|
Starting slowly by laying out the repression of some theatrical people, it expands into new dimensions on the age-old theme of the indomitable will to be free. At the pulse of its performances, under a dense mood of menace, is the charismatic Ulrich Muehe, with a delicate and heartrending victimization role played by Martina Gedeck.
East Berlin at the time, still part of the long-failing system of Communism, was a dark world of Orwellian essence. Still behind the infamous Berlin Wall, the East German populace was controlled by Stasi, the paranoiac police state system. The film enters this world where 100,000 employees and 200,000 informers have orders to spy, pry and probe into everyone's most personal lives.
Individual thought is considered dangerous; forbidden and punishable. Capt. Gerd Wiesler (Muehe), a devoted Stasi officer, prides himself in ferreting out dissidents anywhere. Indeed, Wiesler, an instructor in sophisticated interrogation technique at Potsdam U., has his whole world in his work.
When he finishes his shift, he retires to his bleak apartment where he eats state-sponsored food, watches state-sponsored TV and sleeps with state-sponsored hookers.
Wiesler is focusing now on Georg Dreyman (Sebastian Koch), a playwright who seems much too happy. While happiness is not illegal, it is very suspicious. So Dreyman must, according to profile, be a subversive.
Wiesler then feels challenged to a personal mission of investigating this man. With the support of two loyal colleagues, he has Dreyman's apartment wired. At first, Dreyman appears to be as faithful to socialist ideals as Wiesler.
But an intrigue develops when, for one quirk in the surveillance, one of Wiesler's colleagues feels an erotic attraction to Dreyman's live-in girlfriend, stage actress Christa-Maria Sieland (Martina Gedeck). And, even more significantly, Wiesler is becoming fascinated and even sympathetic to Dreyman and Sieland.
Wiesler finds himself being drawn into their world so closely that his chief, Lt.-Col. Grubitz (Ulrich Tukur), is becoming suspicious of him.
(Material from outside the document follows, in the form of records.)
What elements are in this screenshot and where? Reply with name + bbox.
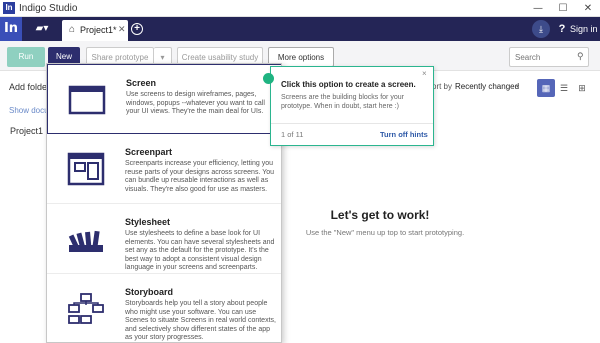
menu-item-title: Screen xyxy=(126,78,157,88)
show-documents-link[interactable]: Show docu xyxy=(9,106,49,115)
nav-bar: In ▰▾ ⌂ Project1* ✕ + ⤓ ? Sign in xyxy=(0,17,600,41)
hint-marker-icon xyxy=(263,73,274,84)
tab-label: Project1* xyxy=(80,25,117,35)
minimize-button[interactable]: — xyxy=(526,0,550,17)
hint-body: Screens are the building blocks for your… xyxy=(281,94,404,110)
hint-tooltip: Click this option to create a screen. Sc… xyxy=(270,66,434,146)
grid-view-icon[interactable]: ▦ xyxy=(537,79,555,97)
tree-view-icon[interactable]: ⊞ xyxy=(573,79,591,97)
new-menu: Screen Use screens to design wireframes,… xyxy=(46,63,282,343)
download-icon[interactable]: ⤓ xyxy=(532,20,550,38)
help-icon[interactable]: ? xyxy=(556,19,568,39)
app-title: Indigo Studio xyxy=(19,3,78,14)
storyboard-icon xyxy=(68,293,104,324)
menu-item-title: Screenpart xyxy=(125,147,173,157)
close-hint-icon[interactable]: × xyxy=(422,69,427,78)
list-view-icon[interactable]: ☰ xyxy=(555,79,573,97)
screenpart-icon xyxy=(67,152,105,186)
home-icon: ⌂ xyxy=(69,24,76,35)
folder-menu-icon[interactable]: ▰▾ xyxy=(28,17,56,41)
app-logo-icon: In xyxy=(3,2,15,14)
add-tab-icon[interactable]: + xyxy=(131,23,143,35)
add-folder-link[interactable]: Add folder xyxy=(9,82,50,92)
run-button[interactable]: Run xyxy=(7,47,45,67)
menu-item-stylesheet[interactable]: Stylesheet Use stylesheets to define a b… xyxy=(47,204,281,274)
hint-counter: 1 of 11 xyxy=(281,130,304,139)
menu-item-title: Stylesheet xyxy=(125,217,171,227)
search-icon[interactable]: ⚲ xyxy=(577,51,584,62)
hint-footer: 1 of 11 Turn off hints xyxy=(271,123,433,145)
maximize-button[interactable]: ☐ xyxy=(551,0,575,17)
turn-off-hints-link[interactable]: Turn off hints xyxy=(380,130,428,139)
menu-item-desc: Use screens to design wireframes, pages,… xyxy=(126,91,265,116)
screen-icon xyxy=(68,85,106,115)
sort-by-label: ort by xyxy=(432,82,453,91)
menu-item-screenpart[interactable]: Screenpart Screenparts increase your eff… xyxy=(47,134,281,204)
project-item[interactable]: Project1 xyxy=(10,126,43,136)
empty-state-subtitle: Use the "New" menu up top to start proto… xyxy=(305,228,465,237)
empty-state-title: Let's get to work! xyxy=(330,208,430,222)
hint-title: Click this option to create a screen. xyxy=(281,80,416,89)
tab-project1[interactable]: ⌂ Project1* ✕ xyxy=(62,20,128,41)
signin-link[interactable]: Sign in xyxy=(570,19,598,39)
menu-item-desc: Storyboards help you tell a story about … xyxy=(125,300,276,342)
stylesheet-icon xyxy=(68,230,103,252)
menu-item-storyboard[interactable]: Storyboard Storyboards help you tell a s… xyxy=(47,274,281,342)
title-bar: In Indigo Studio — ☐ ✕ xyxy=(0,0,600,17)
close-window-button[interactable]: ✕ xyxy=(576,0,600,17)
indigo-logo-icon[interactable]: In xyxy=(0,17,22,41)
sort-value[interactable]: Recently changed xyxy=(455,82,519,91)
menu-item-title: Storyboard xyxy=(125,287,174,297)
menu-item-desc: Screenparts increase your efficiency, le… xyxy=(125,160,275,193)
chevron-down-icon[interactable]: ⌄ xyxy=(514,80,521,89)
menu-item-screen[interactable]: Screen Use screens to design wireframes,… xyxy=(47,64,281,134)
tab-close-icon[interactable]: ✕ xyxy=(118,24,126,35)
menu-item-desc: Use stylesheets to define a base look fo… xyxy=(125,230,275,272)
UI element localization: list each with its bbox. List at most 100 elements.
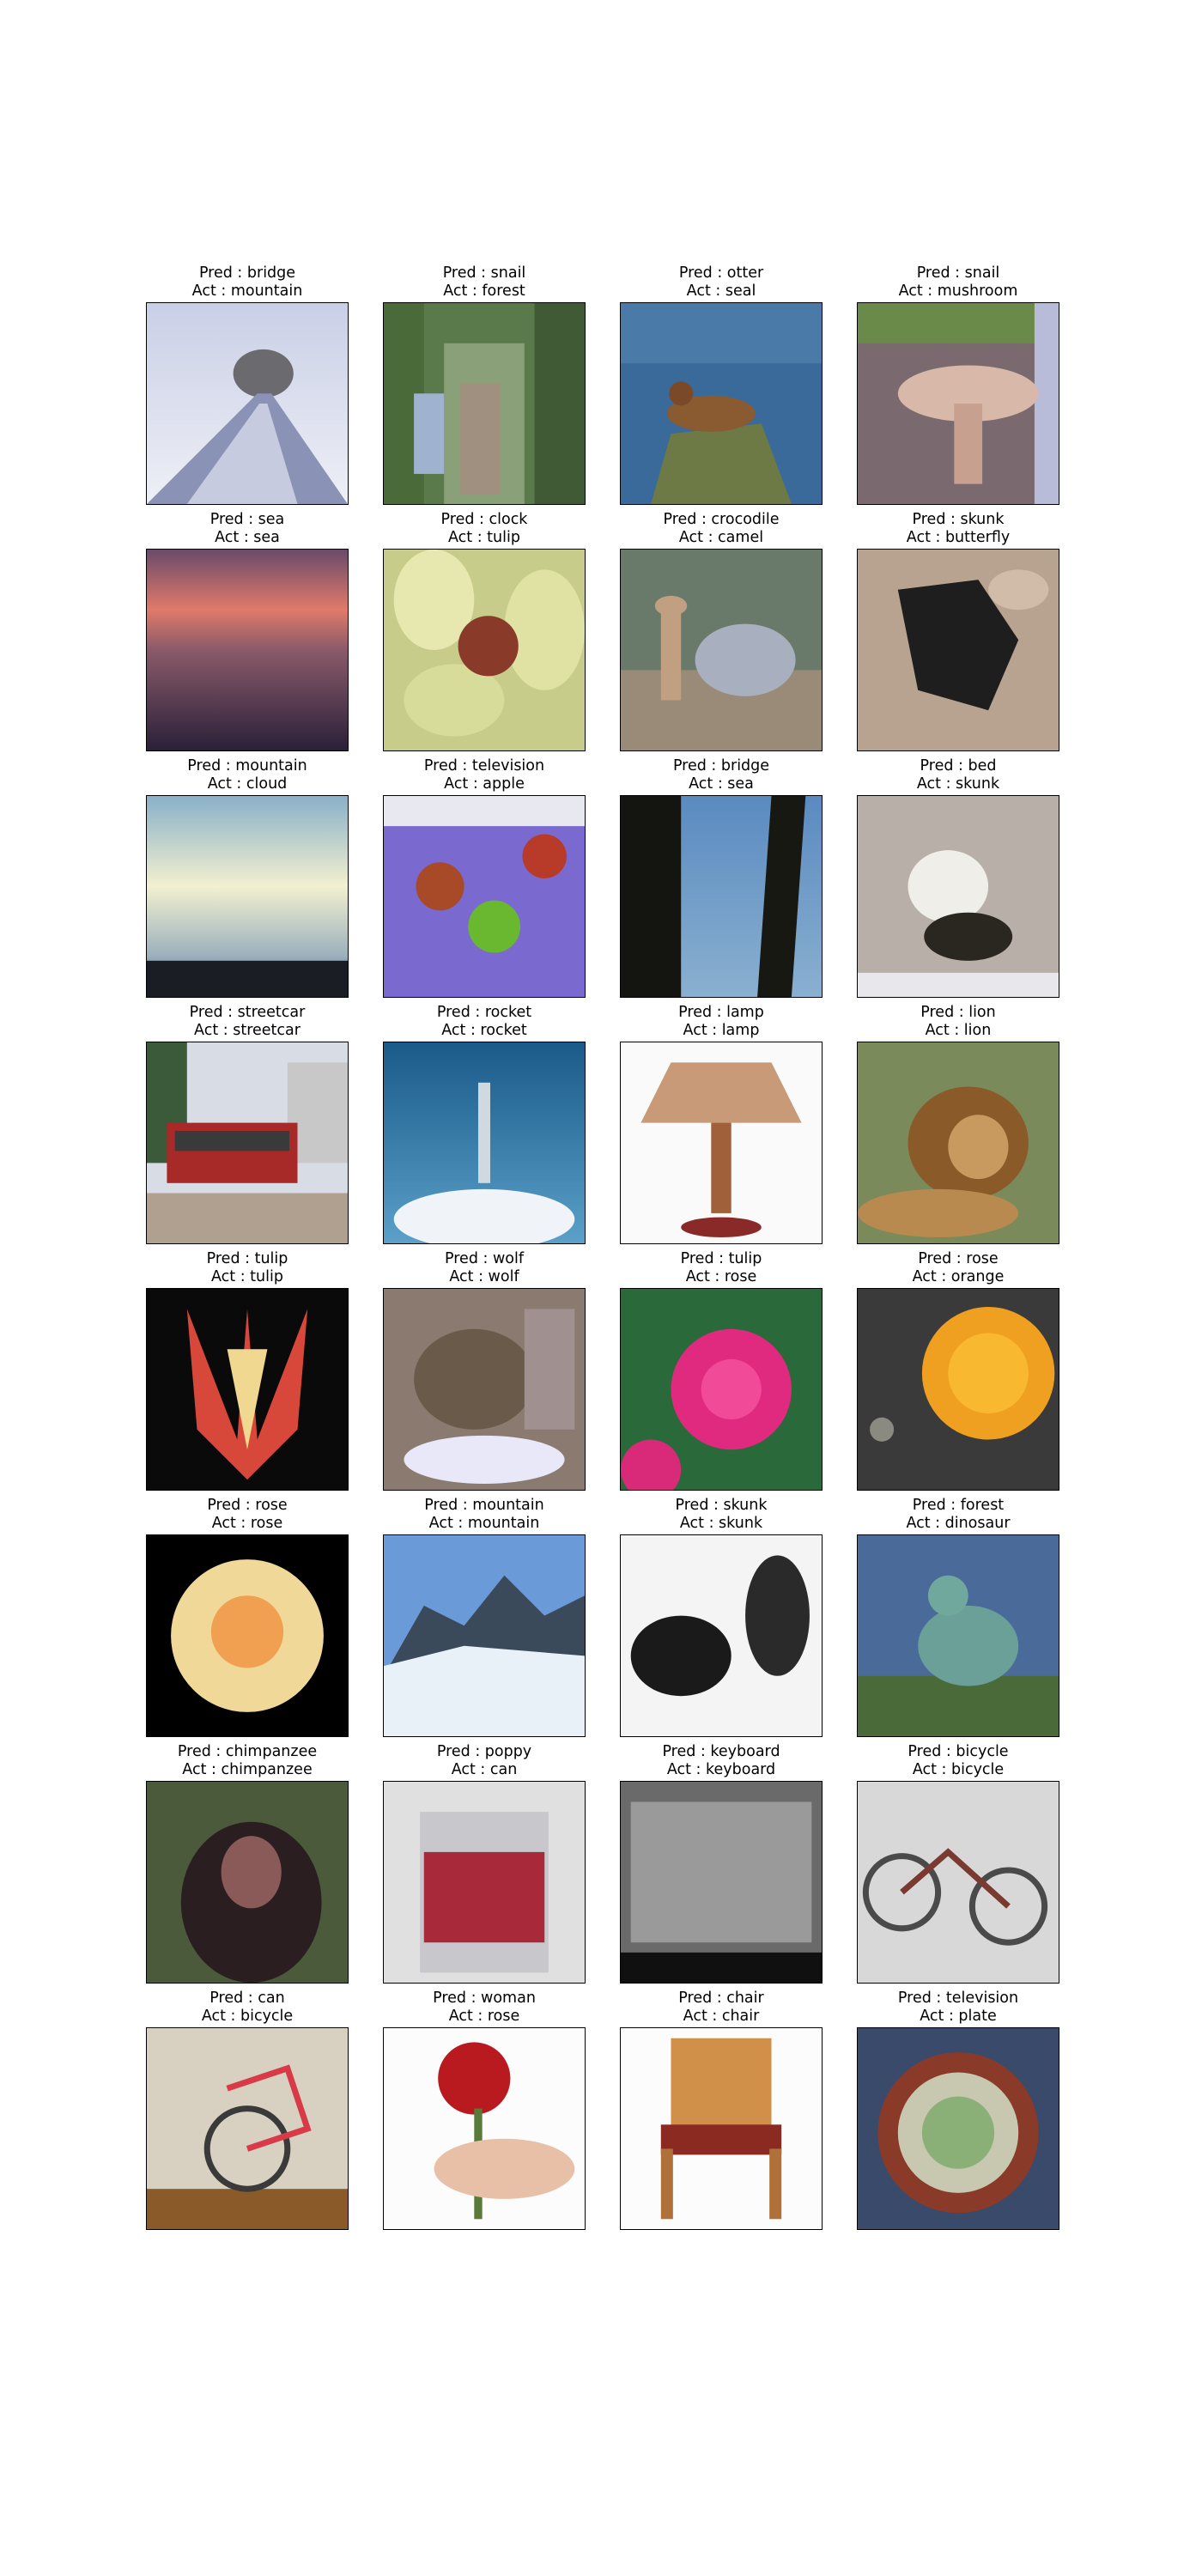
sample-image — [620, 1288, 823, 1491]
act-label: Act : skunk — [679, 1515, 763, 1532]
pred-label: Pred : lion — [920, 1004, 996, 1021]
act-label: Act : sea — [215, 529, 280, 546]
sample-image — [620, 795, 823, 998]
pred-label: Pred : can — [209, 1990, 285, 2007]
prediction-panel: Pred : forest Act : dinosaur — [857, 1497, 1059, 1737]
prediction-panel: Pred : rose Act : rose — [146, 1497, 349, 1737]
act-label: Act : rocket — [441, 1022, 527, 1039]
pred-label: Pred : otter — [678, 264, 764, 282]
pred-label: Pred : woman — [433, 1990, 536, 2007]
act-label: Act : can — [451, 1761, 518, 1778]
act-label: Act : forest — [443, 283, 525, 300]
pred-label: Pred : lamp — [678, 1004, 764, 1021]
sample-image — [620, 1781, 823, 1984]
pred-label: Pred : bridge — [198, 264, 296, 282]
sample-image — [620, 1534, 823, 1737]
pred-label: Pred : wolf — [445, 1250, 524, 1267]
sample-image — [146, 795, 349, 998]
prediction-panel: Pred : mountain Act : mountain — [383, 1497, 586, 1737]
sample-image — [620, 1042, 823, 1244]
sample-image — [383, 795, 586, 998]
prediction-panel: Pred : tulip Act : rose — [620, 1250, 823, 1491]
pred-label: Pred : bridge — [672, 757, 770, 775]
act-label: Act : chair — [683, 2008, 760, 2025]
pred-label: Pred : forest — [912, 1497, 1005, 1514]
sample-image — [383, 1534, 586, 1737]
act-label: Act : bicycle — [201, 2008, 294, 2025]
act-label: Act : mountain — [428, 1515, 540, 1532]
act-label: Act : streetcar — [194, 1022, 300, 1039]
prediction-panel: Pred : snail Act : mushroom — [857, 264, 1059, 505]
act-label: Act : lamp — [683, 1022, 760, 1039]
prediction-panel: Pred : rose Act : orange — [857, 1250, 1059, 1491]
prediction-panel: Pred : bicycle Act : bicycle — [857, 1743, 1059, 1984]
prediction-panel: Pred : chair Act : chair — [620, 1990, 823, 2230]
pred-label: Pred : keyboard — [662, 1743, 780, 1760]
act-label: Act : butterfly — [906, 529, 1011, 546]
pred-label: Pred : crocodile — [663, 511, 780, 528]
prediction-grid: Pred : bridge Act : mountain Pred : snail… — [0, 0, 1202, 2576]
pred-label: Pred : snail — [442, 264, 526, 282]
pred-label: Pred : chimpanzee — [177, 1743, 318, 1760]
prediction-panel: Pred : mountain Act : cloud — [146, 757, 349, 998]
prediction-panel: Pred : streetcar Act : streetcar — [146, 1004, 349, 1244]
prediction-panel: Pred : lamp Act : lamp — [620, 1004, 823, 1244]
sample-image — [620, 302, 823, 505]
act-label: Act : plate — [920, 2008, 997, 2025]
sample-image — [383, 2027, 586, 2230]
prediction-panel: Pred : skunk Act : skunk — [620, 1497, 823, 1737]
sample-image — [620, 2027, 823, 2230]
pred-label: Pred : rocket — [436, 1004, 532, 1021]
prediction-panel: Pred : can Act : bicycle — [146, 1990, 349, 2230]
sample-image — [383, 1781, 586, 1984]
pred-label: Pred : rose — [918, 1250, 999, 1267]
prediction-panel: Pred : bridge Act : sea — [620, 757, 823, 998]
prediction-panel: Pred : poppy Act : can — [383, 1743, 586, 1984]
prediction-panel: Pred : tulip Act : tulip — [146, 1250, 349, 1491]
act-label: Act : cloud — [207, 775, 288, 793]
sample-image — [857, 1781, 1059, 1984]
act-label: Act : skunk — [916, 775, 1000, 793]
prediction-panel: Pred : keyboard Act : keyboard — [620, 1743, 823, 1984]
sample-image — [146, 549, 349, 751]
act-label: Act : mushroom — [898, 283, 1018, 300]
pred-label: Pred : tulip — [680, 1250, 762, 1267]
pred-label: Pred : streetcar — [189, 1004, 306, 1021]
act-label: Act : mountain — [191, 283, 303, 300]
prediction-panel: Pred : woman Act : rose — [383, 1990, 586, 2230]
pred-label: Pred : sea — [209, 511, 285, 528]
prediction-panel: Pred : lion Act : lion — [857, 1004, 1059, 1244]
sample-image — [146, 1042, 349, 1244]
prediction-panel: Pred : television Act : apple — [383, 757, 586, 998]
pred-label: Pred : chair — [678, 1990, 764, 2007]
act-label: Act : chimpanzee — [182, 1761, 313, 1778]
pred-label: Pred : mountain — [424, 1497, 544, 1514]
sample-image — [857, 1288, 1059, 1491]
act-label: Act : rose — [448, 2008, 520, 2025]
prediction-panel: Pred : snail Act : forest — [383, 264, 586, 505]
sample-image — [857, 549, 1059, 751]
prediction-panel: Pred : otter Act : seal — [620, 264, 823, 505]
sample-image — [146, 2027, 349, 2230]
prediction-panel: Pred : sea Act : sea — [146, 511, 349, 751]
sample-image — [857, 1534, 1059, 1737]
act-label: Act : dinosaur — [906, 1515, 1011, 1532]
pred-label: Pred : television — [423, 757, 545, 775]
pred-label: Pred : bed — [920, 757, 997, 775]
act-label: Act : seal — [686, 283, 756, 300]
prediction-panel: Pred : wolf Act : wolf — [383, 1250, 586, 1491]
act-label: Act : keyboard — [666, 1761, 776, 1778]
act-label: Act : tulip — [448, 529, 520, 546]
prediction-panel: Pred : bridge Act : mountain — [146, 264, 349, 505]
act-label: Act : sea — [689, 775, 754, 793]
pred-label: Pred : mountain — [187, 757, 307, 775]
act-label: Act : rose — [211, 1515, 283, 1532]
pred-label: Pred : tulip — [206, 1250, 288, 1267]
act-label: Act : orange — [912, 1268, 1005, 1285]
prediction-panel: Pred : clock Act : tulip — [383, 511, 586, 751]
act-label: Act : wolf — [449, 1268, 519, 1285]
sample-image — [146, 302, 349, 505]
sample-image — [383, 1042, 586, 1244]
sample-image — [383, 1288, 586, 1491]
act-label: Act : lion — [925, 1022, 992, 1039]
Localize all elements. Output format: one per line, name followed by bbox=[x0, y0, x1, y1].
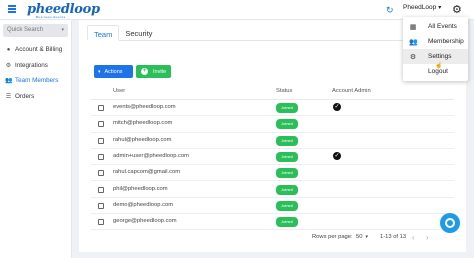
user-email: admin+user@pheedloop.com bbox=[113, 152, 189, 159]
check-circle-icon: ✓ bbox=[333, 103, 341, 111]
user-email: george@pheedloop.com bbox=[113, 218, 177, 225]
chevron-down-icon: ▾ bbox=[98, 68, 101, 75]
status-badge: Joined bbox=[276, 151, 298, 162]
logo-tagline: Business Events bbox=[36, 15, 66, 19]
integrations-icon: ⚙ bbox=[5, 63, 12, 69]
refresh-icon[interactable]: ↻ bbox=[386, 5, 394, 16]
user-email: rahul@pheedloop.com bbox=[113, 136, 172, 143]
column-header-user[interactable]: User bbox=[113, 88, 125, 94]
column-header-status[interactable]: Status bbox=[276, 88, 292, 94]
menu-item-label: All Events bbox=[428, 23, 457, 30]
chevron-down-icon: ▾ bbox=[438, 5, 442, 11]
menu-item-label: Settings bbox=[428, 53, 452, 60]
status-badge: Joined bbox=[276, 200, 298, 211]
user-menu-label: PheedLoop bbox=[403, 4, 437, 11]
menu-icon[interactable] bbox=[8, 5, 16, 13]
pointer-cursor-icon: ☝ bbox=[435, 63, 443, 69]
quick-search-placeholder: Quick Search bbox=[7, 27, 44, 33]
chevron-down-icon: ▾ bbox=[365, 234, 368, 240]
orders-icon: ☰ bbox=[5, 94, 12, 100]
menu-item-label: Membership bbox=[428, 38, 464, 45]
sidebar-item-label: Account & Billing bbox=[15, 46, 63, 53]
table-row[interactable]: demo@pheedloop.com Joined bbox=[91, 198, 454, 215]
chat-button[interactable] bbox=[440, 213, 460, 233]
status-badge: Joined bbox=[276, 135, 298, 146]
settings-dropdown-menu: ▦ All Events 👥 Membership ⚙ Settings Log… bbox=[403, 17, 468, 81]
chat-icon bbox=[445, 218, 455, 228]
user-email: phil@pheedloop.com bbox=[113, 185, 168, 192]
actions-button[interactable]: ▾ Actions bbox=[94, 65, 133, 78]
row-checkbox[interactable] bbox=[98, 137, 104, 144]
column-header-account-admin[interactable]: Account Admin bbox=[332, 88, 371, 94]
menu-item-label: Logout bbox=[428, 68, 448, 75]
row-checkbox[interactable] bbox=[98, 186, 104, 193]
status-badge: Joined bbox=[276, 217, 298, 228]
sidebar-item-orders[interactable]: ☰ Orders bbox=[5, 93, 34, 100]
table-row[interactable]: rahul.capcom@gmail.com Joined bbox=[91, 165, 454, 182]
invite-button[interactable]: + Invite bbox=[136, 65, 171, 78]
table-row[interactable]: mitch@pheedloop.com Joined bbox=[91, 116, 454, 133]
sidebar-item-integrations[interactable]: ⚙ Integrations bbox=[5, 62, 48, 69]
table-row[interactable]: phil@pheedloop.com Joined bbox=[91, 182, 454, 198]
status-badge: Joined bbox=[276, 184, 298, 195]
table-row[interactable]: rahul@pheedloop.com Joined bbox=[91, 133, 454, 149]
user-email: events@pheedloop.com bbox=[113, 104, 176, 110]
menu-item-all-events[interactable]: ▦ All Events bbox=[403, 19, 468, 34]
status-badge: Joined bbox=[276, 119, 298, 130]
status-badge: Joined bbox=[276, 168, 298, 179]
chevron-down-icon: ▾ bbox=[61, 27, 64, 33]
next-page-icon[interactable]: › bbox=[426, 233, 429, 242]
user-menu-button[interactable]: PheedLoop ▾ bbox=[403, 4, 441, 11]
check-circle-icon: ✓ bbox=[333, 151, 341, 160]
sidebar-item-label: Integrations bbox=[15, 62, 48, 69]
tab-team[interactable]: Team bbox=[87, 25, 120, 41]
table-row[interactable]: george@pheedloop.com Joined bbox=[91, 214, 454, 231]
gear-icon: ⚙ bbox=[409, 53, 417, 61]
rows-per-page-value: 50 bbox=[356, 234, 363, 240]
sidebar-item-account-billing[interactable]: ● Account & Billing bbox=[5, 46, 63, 53]
row-checkbox[interactable] bbox=[98, 105, 104, 111]
quick-search-input[interactable]: Quick Search ▾ bbox=[3, 24, 68, 37]
actions-button-label: Actions bbox=[104, 68, 123, 75]
user-icon: ● bbox=[6, 46, 11, 53]
row-checkbox[interactable] bbox=[98, 219, 104, 226]
user-email: rahul.capcom@gmail.com bbox=[113, 169, 181, 176]
table-row[interactable]: events@pheedloop.com Joined ✓ bbox=[91, 100, 454, 117]
gear-icon[interactable]: ⚙ bbox=[452, 3, 462, 16]
status-badge: Joined bbox=[276, 103, 298, 113]
sidebar-item-team-members[interactable]: 👥 Team Members bbox=[5, 77, 58, 84]
table-row[interactable]: admin+user@pheedloop.com Joined ✓ bbox=[91, 149, 454, 166]
rows-per-page-label: Rows per page: bbox=[312, 234, 353, 240]
user-email: mitch@pheedloop.com bbox=[113, 120, 173, 127]
invite-button-label: Invite bbox=[153, 68, 167, 75]
sidebar: Quick Search ▾ ● Account & Billing ⚙ Int… bbox=[0, 20, 72, 258]
plus-icon: + bbox=[141, 68, 148, 75]
row-checkbox[interactable] bbox=[98, 170, 104, 177]
row-checkbox[interactable] bbox=[98, 153, 104, 160]
previous-page-icon[interactable]: ‹ bbox=[412, 233, 415, 242]
rows-per-page-select[interactable]: 50 ▾ bbox=[356, 234, 368, 240]
row-checkbox[interactable] bbox=[98, 202, 104, 209]
pagination-range: 1-13 of 13 bbox=[380, 234, 407, 240]
calendar-icon: ▦ bbox=[409, 23, 417, 31]
people-icon: 👥 bbox=[409, 38, 418, 46]
user-email: demo@pheedloop.com bbox=[113, 201, 174, 208]
sidebar-item-label: Orders bbox=[15, 93, 35, 100]
tab-security[interactable]: Security bbox=[119, 25, 158, 41]
sidebar-item-label: Team Members bbox=[15, 77, 59, 84]
menu-item-membership[interactable]: 👥 Membership bbox=[403, 34, 468, 49]
row-checkbox[interactable] bbox=[98, 121, 104, 128]
team-icon: 👥 bbox=[5, 78, 13, 84]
After Dreyman's stage director colleague hangs himself, he writes an article on the high number of suicides in East Germany – exceeded only by that of Hungary – and smuggles it to the West German magazine Der Spiegel. Grubitz is now furious.
Framed in chilly hues throughout, shadowy in both spirit and image, the scheming and counter-scheming of conspirators and authorities float a cloud of dread and menace over the participants.
Darkly educational, the film probes the diabolical interrogation mentality of the secret police, methods which subtly elicit information by methods beyond the crudities of painful torture. For example, will a repetitive question to a guilty suspect bring forth inconsistent responses? No, quite the contrary, for a guilty person has memorized his lies. An innocent person, flustered, will keep changing his words.
As the police close in, the film becomes a masterpiece of depiction of authorities so insecure of their position that their victims become their masters.